A 40-year-old female marathon trainee presented with progressive anterior hip and groin pain. Following clinical assessment and risk factor review, a neck of femur (NOF) stress fracture was diagnosed, highlighting the importance of considering bone stress injuries over common musculoskeletal diagnoses in at-risk patients.

Subjective History

  • 40-year-old woman with right anterior groin pain starting 3 weeks ago after long run.
  • Symptoms worsen with increased running duration and frequency; now experiencing night pain that interrupts sleep.
  • Past medical history: ex-smoker, low BMI, early menopause.
  • Recent significant increase in running activity due to marathon training started 3 months ago.
  • Previous private physiotherapist suspected hip flexor tightness.

Objective Examination

  • Painful, antalgic gait; patient avoids loading right leg.
  • Full, pain-free lumbar spine movement.
  • Right hip: reduced flexion (100°), reduced internal rotation (10°); both painful on active and passive movement.
  • Global hip weakness (4/5 on Oxford scale), likely due to pain, not true weakness.
  • Single-leg stand on right is slightly painful; hopping is significantly painful in anterior hip/groin.
  • Positive FADIR test (flexion, adduction, internal rotation).
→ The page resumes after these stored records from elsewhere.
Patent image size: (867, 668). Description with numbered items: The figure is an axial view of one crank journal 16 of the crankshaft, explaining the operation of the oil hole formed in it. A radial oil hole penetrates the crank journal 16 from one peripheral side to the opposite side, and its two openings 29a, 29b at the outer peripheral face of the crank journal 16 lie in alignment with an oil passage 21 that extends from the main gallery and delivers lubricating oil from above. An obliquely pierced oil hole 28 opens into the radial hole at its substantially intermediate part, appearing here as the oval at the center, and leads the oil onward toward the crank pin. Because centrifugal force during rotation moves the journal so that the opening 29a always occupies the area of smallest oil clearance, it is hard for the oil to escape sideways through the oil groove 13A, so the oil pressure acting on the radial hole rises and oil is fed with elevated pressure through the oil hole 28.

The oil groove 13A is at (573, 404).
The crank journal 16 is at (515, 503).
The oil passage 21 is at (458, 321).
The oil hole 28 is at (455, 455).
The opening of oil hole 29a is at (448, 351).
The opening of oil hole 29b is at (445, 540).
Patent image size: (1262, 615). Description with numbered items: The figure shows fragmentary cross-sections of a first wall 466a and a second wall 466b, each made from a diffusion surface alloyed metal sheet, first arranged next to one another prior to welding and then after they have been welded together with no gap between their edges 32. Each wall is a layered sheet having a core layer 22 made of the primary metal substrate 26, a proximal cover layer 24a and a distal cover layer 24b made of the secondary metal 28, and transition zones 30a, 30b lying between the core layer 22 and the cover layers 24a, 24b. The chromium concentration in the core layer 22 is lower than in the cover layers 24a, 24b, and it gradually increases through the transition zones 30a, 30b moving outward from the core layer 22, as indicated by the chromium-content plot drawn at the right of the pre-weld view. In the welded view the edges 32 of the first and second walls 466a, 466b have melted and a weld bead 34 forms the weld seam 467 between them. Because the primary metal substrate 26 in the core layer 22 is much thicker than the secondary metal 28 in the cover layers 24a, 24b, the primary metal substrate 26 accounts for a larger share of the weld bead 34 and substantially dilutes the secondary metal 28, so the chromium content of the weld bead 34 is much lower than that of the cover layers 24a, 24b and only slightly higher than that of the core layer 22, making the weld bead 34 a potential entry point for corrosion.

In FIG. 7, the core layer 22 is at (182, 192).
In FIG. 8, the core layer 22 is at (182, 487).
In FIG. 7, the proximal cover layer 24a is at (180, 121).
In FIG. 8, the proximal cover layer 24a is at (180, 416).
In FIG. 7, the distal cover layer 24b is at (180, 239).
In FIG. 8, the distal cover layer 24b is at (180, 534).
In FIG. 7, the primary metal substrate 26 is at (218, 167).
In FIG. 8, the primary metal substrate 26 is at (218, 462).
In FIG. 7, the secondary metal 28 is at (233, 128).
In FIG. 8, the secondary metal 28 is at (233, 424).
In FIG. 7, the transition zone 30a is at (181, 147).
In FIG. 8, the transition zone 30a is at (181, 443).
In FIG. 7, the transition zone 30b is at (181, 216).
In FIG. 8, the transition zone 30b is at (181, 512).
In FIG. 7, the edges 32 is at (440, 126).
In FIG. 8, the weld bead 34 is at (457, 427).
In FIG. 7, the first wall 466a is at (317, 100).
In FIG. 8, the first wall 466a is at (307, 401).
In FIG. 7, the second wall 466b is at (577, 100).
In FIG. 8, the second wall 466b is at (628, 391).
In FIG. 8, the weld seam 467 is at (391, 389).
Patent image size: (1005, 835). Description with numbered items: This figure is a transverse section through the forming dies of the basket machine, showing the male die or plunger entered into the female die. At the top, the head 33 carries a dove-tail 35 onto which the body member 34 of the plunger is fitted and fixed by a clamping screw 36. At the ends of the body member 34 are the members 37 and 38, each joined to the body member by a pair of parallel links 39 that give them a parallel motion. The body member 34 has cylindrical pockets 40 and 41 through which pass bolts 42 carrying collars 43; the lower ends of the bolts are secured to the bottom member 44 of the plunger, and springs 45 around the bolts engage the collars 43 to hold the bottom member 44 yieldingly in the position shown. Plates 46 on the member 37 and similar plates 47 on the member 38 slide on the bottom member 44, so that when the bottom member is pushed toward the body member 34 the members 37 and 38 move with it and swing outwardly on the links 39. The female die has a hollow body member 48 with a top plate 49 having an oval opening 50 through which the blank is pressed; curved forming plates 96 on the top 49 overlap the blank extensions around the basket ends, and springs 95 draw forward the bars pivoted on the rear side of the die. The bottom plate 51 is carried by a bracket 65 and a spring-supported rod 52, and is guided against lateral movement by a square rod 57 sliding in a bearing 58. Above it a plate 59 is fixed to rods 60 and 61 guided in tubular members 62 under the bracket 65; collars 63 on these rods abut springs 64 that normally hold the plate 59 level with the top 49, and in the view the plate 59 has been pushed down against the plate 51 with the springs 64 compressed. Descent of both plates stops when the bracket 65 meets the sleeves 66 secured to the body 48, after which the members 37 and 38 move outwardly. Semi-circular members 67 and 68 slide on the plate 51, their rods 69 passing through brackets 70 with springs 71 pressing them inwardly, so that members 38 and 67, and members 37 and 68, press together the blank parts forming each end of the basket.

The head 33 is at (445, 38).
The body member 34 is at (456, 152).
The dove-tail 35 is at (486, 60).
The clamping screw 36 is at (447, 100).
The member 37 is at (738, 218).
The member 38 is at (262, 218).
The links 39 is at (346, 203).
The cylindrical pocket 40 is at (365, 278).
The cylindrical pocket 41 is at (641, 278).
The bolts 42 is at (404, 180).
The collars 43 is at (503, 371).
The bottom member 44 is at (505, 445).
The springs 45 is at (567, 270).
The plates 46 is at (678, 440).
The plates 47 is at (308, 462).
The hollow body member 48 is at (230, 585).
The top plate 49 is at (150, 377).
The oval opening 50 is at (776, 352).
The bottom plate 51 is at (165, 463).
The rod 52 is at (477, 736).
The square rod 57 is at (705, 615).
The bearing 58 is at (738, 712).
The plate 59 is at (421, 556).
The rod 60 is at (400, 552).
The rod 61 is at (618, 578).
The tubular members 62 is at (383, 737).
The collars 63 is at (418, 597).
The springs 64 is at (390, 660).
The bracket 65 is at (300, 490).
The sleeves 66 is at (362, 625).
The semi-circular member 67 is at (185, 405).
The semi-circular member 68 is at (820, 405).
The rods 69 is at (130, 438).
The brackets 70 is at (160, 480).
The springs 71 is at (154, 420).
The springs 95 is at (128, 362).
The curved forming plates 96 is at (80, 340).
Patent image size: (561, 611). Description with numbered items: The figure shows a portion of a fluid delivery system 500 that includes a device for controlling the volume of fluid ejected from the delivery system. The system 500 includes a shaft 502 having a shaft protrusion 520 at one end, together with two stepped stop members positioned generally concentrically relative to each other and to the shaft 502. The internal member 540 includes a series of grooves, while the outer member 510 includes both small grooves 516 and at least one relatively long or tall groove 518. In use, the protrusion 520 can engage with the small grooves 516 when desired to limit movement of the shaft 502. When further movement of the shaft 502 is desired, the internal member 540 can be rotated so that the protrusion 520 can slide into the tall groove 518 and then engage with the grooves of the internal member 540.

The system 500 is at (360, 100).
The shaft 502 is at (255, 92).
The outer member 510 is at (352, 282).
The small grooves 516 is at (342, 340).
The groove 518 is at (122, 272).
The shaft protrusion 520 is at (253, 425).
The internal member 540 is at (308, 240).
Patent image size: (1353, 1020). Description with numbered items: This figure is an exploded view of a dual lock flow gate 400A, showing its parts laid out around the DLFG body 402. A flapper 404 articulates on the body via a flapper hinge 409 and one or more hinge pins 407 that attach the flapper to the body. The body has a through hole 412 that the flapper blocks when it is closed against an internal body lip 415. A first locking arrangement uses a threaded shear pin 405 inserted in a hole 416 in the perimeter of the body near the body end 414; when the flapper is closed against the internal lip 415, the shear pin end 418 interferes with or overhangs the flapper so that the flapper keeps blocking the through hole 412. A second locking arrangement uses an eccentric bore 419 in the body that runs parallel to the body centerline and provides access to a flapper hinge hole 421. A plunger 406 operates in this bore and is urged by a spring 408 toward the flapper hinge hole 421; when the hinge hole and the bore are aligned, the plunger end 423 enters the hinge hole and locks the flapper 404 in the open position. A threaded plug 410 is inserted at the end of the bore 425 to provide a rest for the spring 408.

Clinical Reasoning and Diagnosis

  • Hip flexor issues are often overdiagnosed in runners; extensors play a more dominant role in running.
  • Key considerations for bone stress injuries include sudden increase in activity and presence of bone health risk factors.
  • Night pain suggests more serious underlying pathology (e.g., fracture, malignancy).
  • Risk factors: ex-smoking, low BMI, early menopause—all increase susceptibility to bone stress injuries.
  • Diagnosis: Neck of femur (NOF) stress fracture is suspected based on combined history, risk factors, and examination findings.

Management and Next Steps

  • Immediate referral for imaging (MRI) to confirm or rule out NOF stress fracture.
  • Early and accurate diagnosis is crucial; refer without delay if bone stress injury is suspected.
  • If NOF stress fracture is ruled out, standard physiotherapy management can proceed.

Recommendations / Advice

  • Consider bone stress injuries over common muscular diagnoses in runners with risk factors and escalating pain, especially with night symptoms.
  • Hip flexor diagnoses in runners should be an exclusion diagnosis, not primary.
  • Prompt imaging and specialist referral are advised when stress fracture is suspected.